かに見えたが、糸を絞めた瞬間にムーラーの体は幻の様に消え、ただローブを締め上げているだけだった。
(チッ、やはり手応えが無い。私の能力ではコイツを殺すことは出来ないか)
「化けの皮が剝がれたな」
突如として背後に現れた黒い粉塵。それが瞬く間にケルノスを包み込む。黒い粉塵がローブの元に戻った時、既にケルノスはボロボロになっていた。
(クソ。せめてあの親子だけでも)
残った力を振り絞り、親子が吊るされているロープに糸を飛ばし、切断する。
「走れ! とにかく逃げろ!!」
子供を抱え、全速力で逃げる母親。公開処刑は街の人間全てが強制参加させられていた事が幸いし、親子は群衆に紛れて姿を消すことが出来た。
「お~、上手く逃げるね。非なんて全部同じゴミにしか見えないから、探すのが難しいものだ。まぁ、あんなのは後で良い」
台座から降り、地面に倒れているケルノスの元に向かうムーラ。
「あんなゴミより、美味しそうな狸が獲れたからな。先に貴様からじっくりと嬲り殺しにしてやろう」
それから約20分。ムーラは死なないギリギリのラインでケルノスをいたぶり続けている。普通の人間ならとっくの昔に死んでいるが、ケルノスは使徒。更にその中でもかなり上位の強さを持っている。だが、それゆえに簡単に死ぬことも出来ないのだ。
「そろそろ飽きて来たな」
今まで以上の密度で黒い粉塵がケルノスに向かった瞬間、彼を吊るしていたロープが切れ、ムーラの前から姿が消える。
「なんだ! どこに消えた?」
群集を抜けた先に、ケルノスを抱えているカミナの姿があった。
「間一髪か」
「…………神殺し。なぜ帰って来た」
「お前が死ぬのは惜しいと思ってね。ここに置いてくから、後は自分でどうにかしろよ」
ケルノスを地面に降ろし、ムーラの元に進むカミナ。
「や、やめろ。ムーラはアナタが殺した奴とはレベルが違う」
「まぁ、任せとけ。黙って見てろ」
カミナの歩に合わせて、自然と群衆の中に道が出来る。
「貴様、何者だ? 私の邪魔をして。覚悟は出来ているんだろうな」
「俺はカミナ。神殺しだ」
「神殺し? おいおい、正気か? ギャグにしてはセンスが足りんのぁ」
ムーラが喋り終わるのを待たず、カミナの拳が顔面部分を捉える。が、やはり一切の手応えが無い。
「無礼な奴だ。普通は話し終わるまで待つだろう」
「拷問大好き変態野郎に尽くす礼は持ち合わせてないんでね」
「口だけは達者みたいだな。しかし、今の攻撃で分かっただろう? 貴様の拳は私に触れることすら出来んのだよ」
(確かに、全く手応えが無かったな)
手に少し残っている粉塵。
(…………砂? いや、砂鉄みたいなものか。それにしても粒子が細かいな)
「考えているようだが、今度はこちらの番だ」
ケルノスにしたのと同じように、無数の黒い粉塵がカミナを包み込む。その粒が一つ当たる度に、金槌で殴られた様な衝撃が襲う。
(このままだと面白くないな)
カミナは孔雀掌を放つ。当然、ムーラにダメージはないが、その風圧で粉塵はカミナの周りから離れる。
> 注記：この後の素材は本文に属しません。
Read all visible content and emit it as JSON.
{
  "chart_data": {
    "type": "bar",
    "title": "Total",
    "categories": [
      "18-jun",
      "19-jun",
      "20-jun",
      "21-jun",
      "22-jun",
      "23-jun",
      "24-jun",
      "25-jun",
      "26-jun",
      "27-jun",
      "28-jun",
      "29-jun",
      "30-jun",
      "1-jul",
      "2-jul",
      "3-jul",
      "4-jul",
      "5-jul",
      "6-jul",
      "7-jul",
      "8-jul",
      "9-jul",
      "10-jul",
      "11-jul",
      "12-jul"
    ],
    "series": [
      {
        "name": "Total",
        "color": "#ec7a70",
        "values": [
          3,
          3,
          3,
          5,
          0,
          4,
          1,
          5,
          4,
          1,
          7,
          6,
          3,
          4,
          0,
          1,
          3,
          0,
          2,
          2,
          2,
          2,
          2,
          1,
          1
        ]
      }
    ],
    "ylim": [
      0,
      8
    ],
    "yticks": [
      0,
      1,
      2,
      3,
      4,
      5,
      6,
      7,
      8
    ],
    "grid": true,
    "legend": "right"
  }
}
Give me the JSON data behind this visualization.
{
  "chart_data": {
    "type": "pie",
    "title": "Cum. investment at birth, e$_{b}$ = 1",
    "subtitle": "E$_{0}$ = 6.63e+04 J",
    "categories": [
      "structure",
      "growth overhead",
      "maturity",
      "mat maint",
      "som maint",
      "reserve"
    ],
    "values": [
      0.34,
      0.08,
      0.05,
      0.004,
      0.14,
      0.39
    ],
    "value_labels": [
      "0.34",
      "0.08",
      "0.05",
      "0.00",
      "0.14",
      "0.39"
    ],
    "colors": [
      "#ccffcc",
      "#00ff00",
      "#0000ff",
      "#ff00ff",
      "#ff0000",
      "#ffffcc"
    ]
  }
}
「何をしたかは知らんが、私の粉塵を払いのけるとは。少しは楽しめそうじゃないか」
ムーラは自己陶酔しながら続ける。
「そう、私こそが『粉塵のムーラ』。強く、そして聡明。神人の中でも抜けた存在。神の直属となる日も遠くないと…………」
延々と話すが、カミナは一切聞いていない。
(孔雀掌でも駄目か。粉塵がアイツ自身なら少しはダメージがあるはずだ。他に考えられることは…………)
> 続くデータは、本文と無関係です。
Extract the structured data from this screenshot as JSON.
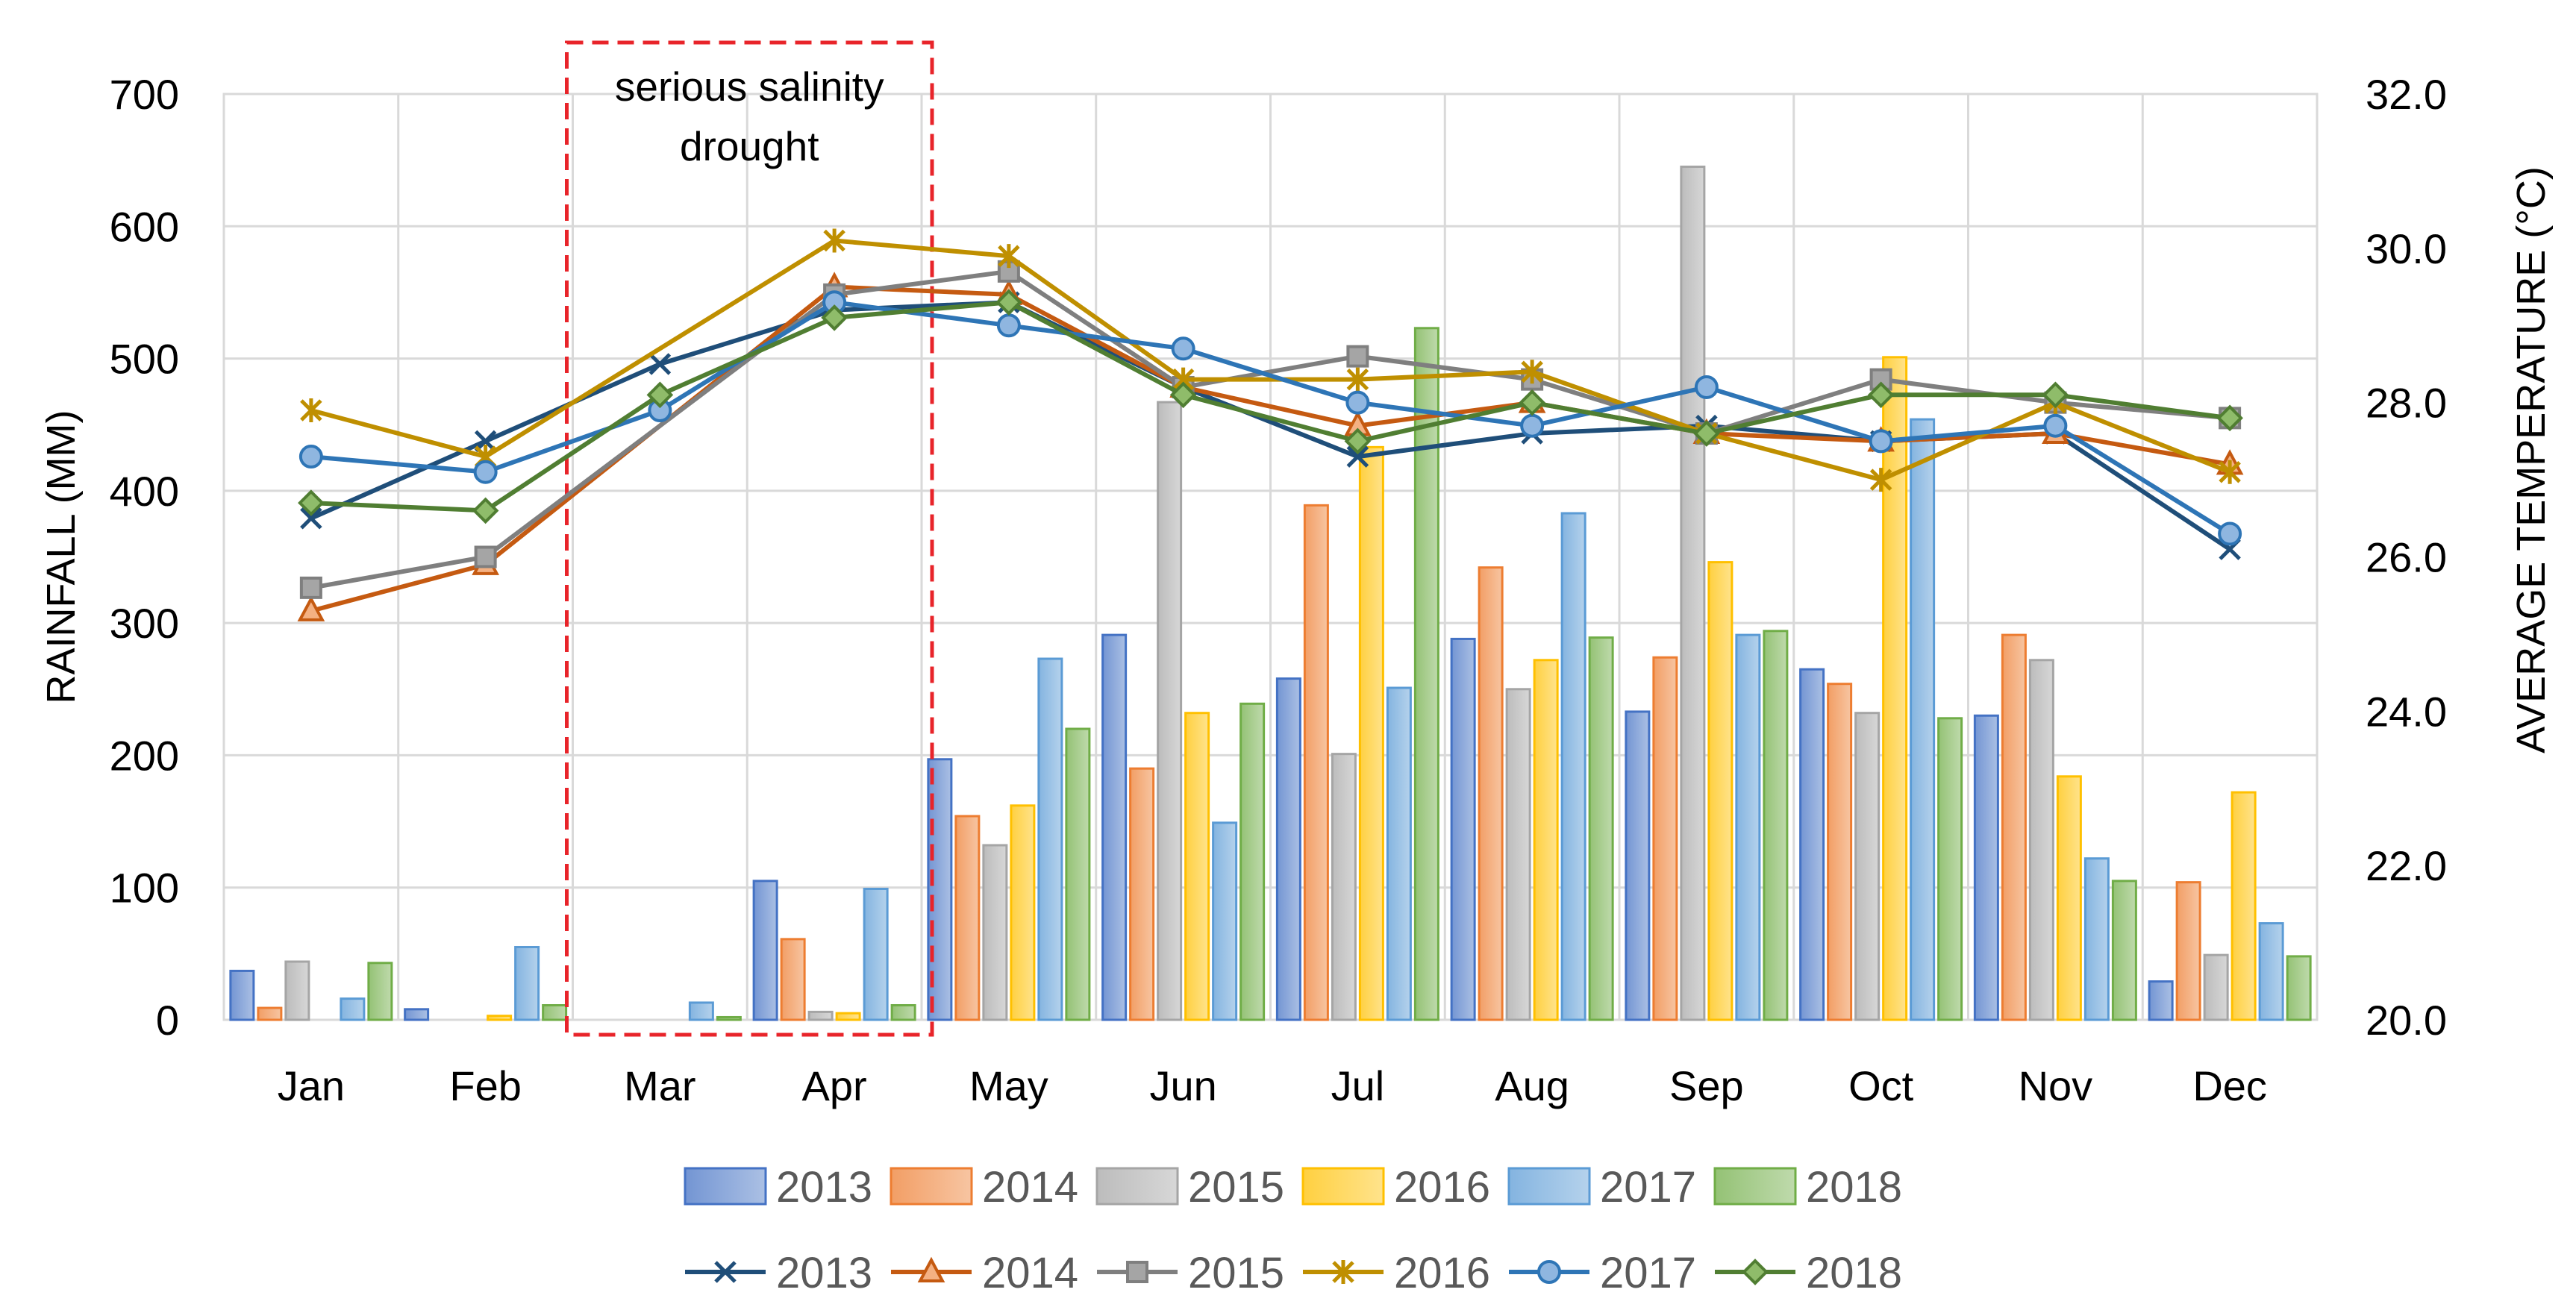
{
  "chart_data": {
    "type": "bar+line",
    "categories": [
      "Jan",
      "Feb",
      "Mar",
      "Apr",
      "May",
      "Jun",
      "Jul",
      "Aug",
      "Sep",
      "Oct",
      "Nov",
      "Dec"
    ],
    "left_axis": {
      "label": "RAINFALL (MM)",
      "range": [
        0,
        700
      ],
      "ticks": [
        "0",
        "100",
        "200",
        "300",
        "400",
        "500",
        "600",
        "700"
      ]
    },
    "right_axis": {
      "label": "AVERAGE TEMPERATURE (°C)",
      "range": [
        20,
        32
      ],
      "ticks": [
        "20.0",
        "22.0",
        "24.0",
        "26.0",
        "28.0",
        "30.0",
        "32.0"
      ]
    },
    "annotation": {
      "lines": [
        "serious salinity",
        "drought"
      ],
      "span": [
        "Mar",
        "Apr"
      ]
    },
    "grid": true,
    "legend_position": "bottom",
    "rainfall_series": [
      {
        "name": "2013",
        "color": "#4472C4",
        "values": [
          37,
          8,
          0,
          105,
          197,
          291,
          258,
          288,
          233,
          265,
          230,
          29
        ]
      },
      {
        "name": "2014",
        "color": "#ED7D31",
        "values": [
          9,
          0,
          0,
          61,
          154,
          190,
          389,
          342,
          274,
          254,
          291,
          104
        ]
      },
      {
        "name": "2015",
        "color": "#A5A5A5",
        "values": [
          44,
          0,
          0,
          6,
          132,
          467,
          201,
          250,
          645,
          232,
          272,
          49
        ]
      },
      {
        "name": "2016",
        "color": "#FFC000",
        "values": [
          0,
          3,
          0,
          5,
          162,
          232,
          433,
          272,
          346,
          501,
          184,
          172
        ]
      },
      {
        "name": "2017",
        "color": "#5B9BD5",
        "values": [
          16,
          55,
          13,
          99,
          273,
          149,
          251,
          383,
          291,
          454,
          122,
          73
        ]
      },
      {
        "name": "2018",
        "color": "#70AD47",
        "values": [
          43,
          11,
          2,
          11,
          220,
          239,
          523,
          289,
          294,
          228,
          105,
          48
        ]
      }
    ],
    "temperature_series": [
      {
        "name": "2013",
        "color": "#1F4E79",
        "marker": "x",
        "values": [
          26.5,
          27.5,
          28.5,
          29.2,
          29.3,
          28.2,
          27.3,
          27.6,
          27.7,
          27.5,
          27.6,
          26.1
        ]
      },
      {
        "name": "2014",
        "color": "#C55A11",
        "marker": "triangle",
        "values": [
          25.3,
          25.9,
          null,
          29.5,
          29.4,
          28.2,
          27.7,
          28.0,
          27.6,
          27.5,
          27.6,
          27.2
        ]
      },
      {
        "name": "2015",
        "color": "#7F7F7F",
        "marker": "square",
        "values": [
          25.6,
          26.0,
          null,
          29.4,
          29.7,
          28.2,
          28.6,
          28.3,
          27.6,
          28.3,
          28.0,
          27.8
        ]
      },
      {
        "name": "2016",
        "color": "#BF8F00",
        "marker": "asterisk",
        "values": [
          27.9,
          27.3,
          null,
          30.1,
          29.9,
          28.3,
          28.3,
          28.4,
          27.6,
          27.0,
          28.0,
          27.1
        ]
      },
      {
        "name": "2017",
        "color": "#2E75B6",
        "marker": "circle",
        "values": [
          27.3,
          27.1,
          27.9,
          29.3,
          29.0,
          28.7,
          28.0,
          27.7,
          28.2,
          27.5,
          27.7,
          26.3
        ]
      },
      {
        "name": "2018",
        "color": "#507E32",
        "marker": "diamond",
        "values": [
          26.7,
          26.6,
          28.1,
          29.1,
          29.3,
          28.1,
          27.5,
          28.0,
          27.6,
          28.1,
          28.1,
          27.8
        ]
      }
    ]
  }
}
「おい!貴様。今の私の崇高な話を全く聞いてなかっただろう? 本当に無礼な奴だ」
「あん? あぁ、悪い悪い。聞いてたさ、気持ち悪いナルシスト」
「…………どこまでも私を侮辱するのだな。良いだろう、しっかりと嬲って殺してやるわ!」
今までで一番密度の高い粉塵がカミナを襲う。
「はっはっは! どうだ、密度を高めた粉塵はその威力も格段に上がる。さっきの様に傷を負うだけでは済まんぞ。多少は丈夫なようだがな」
(クソ、このままでは神殺しが。しかし、私にはどうすることも)
「あれ? ケルノスさん! よかった、無事だった…………ってこともないか」
喧騒の中、クレアとラナが広場に現れる。
「ヒドイ怪我じゃないか。でも、生きてて良かった」
「アナタ達、なぜここに? 見つかれば殺されますよ」
「なに水臭いこと言ってんだい。アンタがどれだけ一人でこの街のことを考えて、背負って来たか聞いたよ。少しだけどアタシにも背負わせとくれ」
「ラナさん」
「さぁ、少しでも安全な所に行って手当しないと」
ケルノスを担いで行こうとするラナとクレアの前に数人の使徒が立ちふさがる。
「あれ? コイツら捕まえるように命令が出てたヤツらだ」
「おお、そうだ。捕まえてムーラ様に…………。今なら良いか」
「あぁ、今ならどさくさに紛れて殺しちゃいましたで許されるって」
「ここんとこ非で遊んでなかったからな。ケルノスも居るし、ちょうど良いや」
「俺もコイツ嫌いだったんだよ。一人だけイイ子ちゃんして、マジメな顔しやがってよ」
「こんだけ痛めつけられてりゃ、抵抗も出来んだろ。つーことで、やっちまえ!」
クレア達に襲い掛かる使徒。普段なら助けに現れるはずのカミナは、ムーラの粉塵に捕らえられ攻撃を受け続けている。
この窮状を打ち破ることは出来るのだろうか。